If nothing else, the contest for Year’s Most Quotable Album has just been decided.
Bartlett might have to publish a separate edition just to deal with the hundreds of memorable rhymes Jay-Z and Kanye West come up with as their legendary egos battle itout on “Watch the Throne,” the rappers’ long-awaited collaborative album.

Beyoncé shows up to sing the chorus of “Lift Off,” the most commercial (and least interesting) track, but that hook is less memorable than some of the lyrical references Jay-Z makes to his superstar wife.
A recurring theme is how Jay-Z deserves all his riches to assuage the pain he experienced in his rough youth -- and in the bonus track “H-A-M,” he includes his spouse among the rewards: “Try to walk around in these shoes / See the s--- I saw growing up / And maybe you can take a peek at Bey’s boobs.”
The missus is also cited – as is protégé Rihanna -- in the preceding number, “Illest Motherf----- Alive,” which has Jay-Z reaching previously unaccessed levels of anti-self-effacement: “Elvis has left the building, now I’m on the Beatles’ ass / [N-word] hear ‘Watch the Throne,’ yeah, it’s like the Beatles back / Bey Bey my Yoko Ono, Rih Rih complete the family / Imagine how that’s gon look front row at the Grammys.”
West’s head isn’t any less large than his partner’s, so the main difference in attitude between the determinedly entitled stars is in how they relate to women.
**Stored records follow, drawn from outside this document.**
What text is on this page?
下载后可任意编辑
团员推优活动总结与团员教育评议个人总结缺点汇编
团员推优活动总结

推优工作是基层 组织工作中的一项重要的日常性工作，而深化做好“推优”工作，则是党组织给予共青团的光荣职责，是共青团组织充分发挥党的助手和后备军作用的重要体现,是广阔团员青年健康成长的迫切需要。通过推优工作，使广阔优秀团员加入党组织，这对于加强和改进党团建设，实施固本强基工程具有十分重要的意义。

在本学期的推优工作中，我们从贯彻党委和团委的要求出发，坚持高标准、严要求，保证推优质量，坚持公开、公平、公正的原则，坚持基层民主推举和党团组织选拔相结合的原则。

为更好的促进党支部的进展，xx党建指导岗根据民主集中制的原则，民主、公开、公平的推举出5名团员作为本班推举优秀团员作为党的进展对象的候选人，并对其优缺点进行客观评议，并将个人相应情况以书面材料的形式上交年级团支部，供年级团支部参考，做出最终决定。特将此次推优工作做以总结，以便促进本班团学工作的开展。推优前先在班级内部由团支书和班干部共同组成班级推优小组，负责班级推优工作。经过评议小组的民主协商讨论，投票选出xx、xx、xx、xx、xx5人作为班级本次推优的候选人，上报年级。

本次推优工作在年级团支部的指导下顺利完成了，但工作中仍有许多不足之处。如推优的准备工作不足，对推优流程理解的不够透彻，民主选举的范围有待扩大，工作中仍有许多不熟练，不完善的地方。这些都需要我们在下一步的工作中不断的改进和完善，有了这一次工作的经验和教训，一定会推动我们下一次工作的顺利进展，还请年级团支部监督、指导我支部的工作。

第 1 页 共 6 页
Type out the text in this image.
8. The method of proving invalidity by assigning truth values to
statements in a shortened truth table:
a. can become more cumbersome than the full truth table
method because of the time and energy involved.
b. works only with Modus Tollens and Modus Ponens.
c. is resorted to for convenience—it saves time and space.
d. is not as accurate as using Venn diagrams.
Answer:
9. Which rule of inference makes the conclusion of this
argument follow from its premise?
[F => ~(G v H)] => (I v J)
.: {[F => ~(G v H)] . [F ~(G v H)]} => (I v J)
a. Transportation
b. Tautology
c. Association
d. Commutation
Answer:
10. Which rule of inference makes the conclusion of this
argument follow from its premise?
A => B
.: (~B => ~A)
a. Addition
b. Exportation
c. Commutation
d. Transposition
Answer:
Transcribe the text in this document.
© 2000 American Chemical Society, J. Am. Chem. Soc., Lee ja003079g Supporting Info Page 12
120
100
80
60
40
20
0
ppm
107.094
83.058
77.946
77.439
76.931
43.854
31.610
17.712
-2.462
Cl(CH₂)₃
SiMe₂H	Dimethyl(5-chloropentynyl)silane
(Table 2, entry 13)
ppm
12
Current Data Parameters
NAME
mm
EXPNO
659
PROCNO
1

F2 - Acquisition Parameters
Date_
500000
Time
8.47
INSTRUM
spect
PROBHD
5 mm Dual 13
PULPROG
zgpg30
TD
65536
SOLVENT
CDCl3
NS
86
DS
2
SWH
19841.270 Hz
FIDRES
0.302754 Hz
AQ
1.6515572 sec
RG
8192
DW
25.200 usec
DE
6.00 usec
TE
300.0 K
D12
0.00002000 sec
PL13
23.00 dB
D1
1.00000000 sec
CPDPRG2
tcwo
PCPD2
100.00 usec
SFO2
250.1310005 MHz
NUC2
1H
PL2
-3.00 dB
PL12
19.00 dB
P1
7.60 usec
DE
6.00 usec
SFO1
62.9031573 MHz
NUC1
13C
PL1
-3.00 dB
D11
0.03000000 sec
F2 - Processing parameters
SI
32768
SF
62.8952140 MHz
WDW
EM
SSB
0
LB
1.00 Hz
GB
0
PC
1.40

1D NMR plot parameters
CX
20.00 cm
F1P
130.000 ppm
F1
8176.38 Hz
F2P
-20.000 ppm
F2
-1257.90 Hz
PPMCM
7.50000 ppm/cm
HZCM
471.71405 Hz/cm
“I got that hot [B-word] in my home,” raps Jay. “You know how many hot [B-words] I own?” counters Kanye, less monogamously inclined than ever. Later, escorting a woman he describes as “Mary Magdalene from a pole dance” around a club, he adds, “That second girl with us, that’s our wife.” Leave it to West to advance the fight for marriage equality, as long as it involves threesomes.
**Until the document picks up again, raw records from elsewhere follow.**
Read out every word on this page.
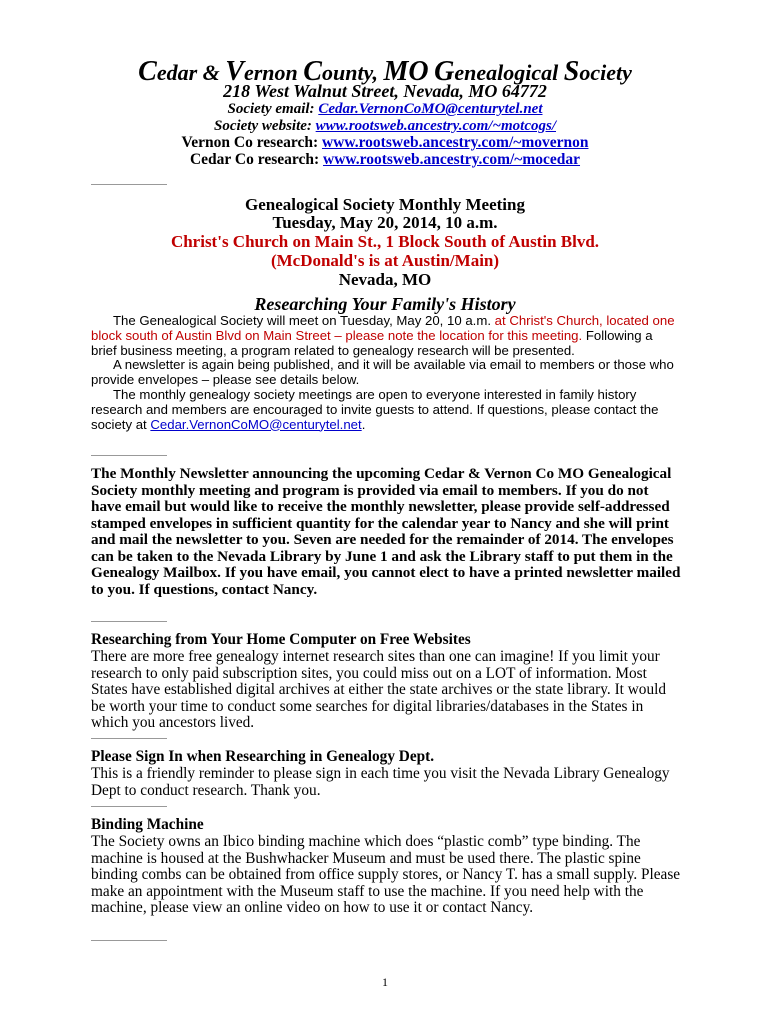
Cedar & Vernon County, MO Genealogical Society
218 West Walnut Street, Nevada, MO 64772
Society email: Cedar.VernonCoMO@centurytel.net
Society website: www.rootsweb.ancestry.com/~motcogs/
Vernon Co research: www.rootsweb.ancestry.com/~movernon
Cedar Co research: www.rootsweb.ancestry.com/~mocedar
Genealogical Society Monthly Meeting
Tuesday, May 20, 2014, 10 a.m.
Christ's Church on Main St., 1 Block South of Austin Blvd.
(McDonald's is at Austin/Main)
Nevada, MO
Researching Your Family's History

The Genealogical Society will meet on Tuesday, May 20, 10 a.m. at Christ's Church, located one block south of Austin Blvd on Main Street – please note the location for this meeting. Following a brief business meeting, a program related to genealogy research will be presented.

A newsletter is again being published, and it will be available via email to members or those who provide envelopes – please see details below.

The monthly genealogy society meetings are open to everyone interested in family history research and members are encouraged to invite guests to attend. If questions, please contact the society at Cedar.VernonCoMO@centurytel.net.

The Monthly Newsletter announcing the upcoming Cedar & Vernon Co MO Genealogical Society monthly meeting and program is provided via email to members. If you do not have email but would like to receive the monthly newsletter, please provide self-addressed stamped envelopes in sufficient quantity for the calendar year to Nancy and she will print and mail the newsletter to you. Seven are needed for the remainder of 2014. The envelopes can be taken to the Nevada Library by June 1 and ask the Library staff to put them in the Genealogy Mailbox. If you have email, you cannot elect to have a printed newsletter mailed to you. If questions, contact Nancy.

Researching from Your Home Computer on Free Websites

There are more free genealogy internet research sites than one can imagine! If you limit your research to only paid subscription sites, you could miss out on a LOT of information. Most States have established digital archives at either the state archives or the state library. It would be worth your time to conduct some searches for digital libraries/databases in the States in which you ancestors lived.

Please Sign In when Researching in Genealogy Dept.

This is a friendly reminder to please sign in each time you visit the Nevada Library Genealogy Dept to conduct research. Thank you.

Binding Machine

The Society owns an Ibico binding machine which does “plastic comb” type binding. The machine is housed at the Bushwhacker Museum and must be used there. The plastic spine binding combs can be obtained from office supply stores, or Nancy T. has a small supply. Please make an appointment with the Museum staff to use the machine. If you need help with the machine, please view an online video on how to use it or contact Nancy.

1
With heads these big in the room, it almost seems superfluous for an outsider to jump in with anything positive to say. But “Watch the Throne” is actually as accomplished and outrageously entertaining as it is un-progressive in matters of gender roles and humility. These two deserve about half the glory they heap upon themselves, which is saying a lot.
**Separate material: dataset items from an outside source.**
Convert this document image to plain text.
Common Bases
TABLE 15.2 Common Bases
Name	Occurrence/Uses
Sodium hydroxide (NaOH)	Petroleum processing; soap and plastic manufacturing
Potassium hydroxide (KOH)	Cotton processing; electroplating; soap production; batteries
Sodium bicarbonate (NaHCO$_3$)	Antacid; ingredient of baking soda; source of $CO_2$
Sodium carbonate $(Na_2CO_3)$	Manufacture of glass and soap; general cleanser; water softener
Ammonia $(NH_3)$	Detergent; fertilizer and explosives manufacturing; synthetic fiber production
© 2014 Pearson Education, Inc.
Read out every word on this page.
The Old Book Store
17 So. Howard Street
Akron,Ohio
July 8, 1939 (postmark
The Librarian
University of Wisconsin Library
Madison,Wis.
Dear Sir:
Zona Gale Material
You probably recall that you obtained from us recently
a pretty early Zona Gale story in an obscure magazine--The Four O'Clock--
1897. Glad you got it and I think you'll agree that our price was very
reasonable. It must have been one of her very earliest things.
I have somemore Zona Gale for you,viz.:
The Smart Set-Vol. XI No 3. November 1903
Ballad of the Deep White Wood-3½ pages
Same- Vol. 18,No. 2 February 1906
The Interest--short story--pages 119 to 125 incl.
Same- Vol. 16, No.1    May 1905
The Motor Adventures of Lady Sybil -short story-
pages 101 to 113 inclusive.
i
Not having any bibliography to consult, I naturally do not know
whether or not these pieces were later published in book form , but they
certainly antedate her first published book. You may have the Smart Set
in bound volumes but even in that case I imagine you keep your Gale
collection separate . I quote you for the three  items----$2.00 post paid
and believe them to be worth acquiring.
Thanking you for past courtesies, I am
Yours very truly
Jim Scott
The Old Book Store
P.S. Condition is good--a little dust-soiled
Superstar collaborations almost inevitably disappoint. (Remember Jay-Z’s album-length hookup with R. Kelly? Of course you don’t.) So “Watch the Throne” is likely to be held up for years as a model of how to do it right. Either rapper’s boasts can grow wearisome over the course of an uninterrupted solo project, but the variety provided by their alternating verses works wonders in keeping us almost as fascinated by them as they are by their mirrors.
And it feels like it took a village to raise this “Throne,” not just the two titans. There’s nary a dull moment on an album that features not just West’s ongoing sense of sonic brilliance but production contributions from Swizz Beats, Q-Tip, and RZA, among others; vocal cameos by Kid Cudi, Seal, and an opera singer or two; and cleverly utilized samples by everyone from Nina Simone to Roxy Music’s Phil Manzanera.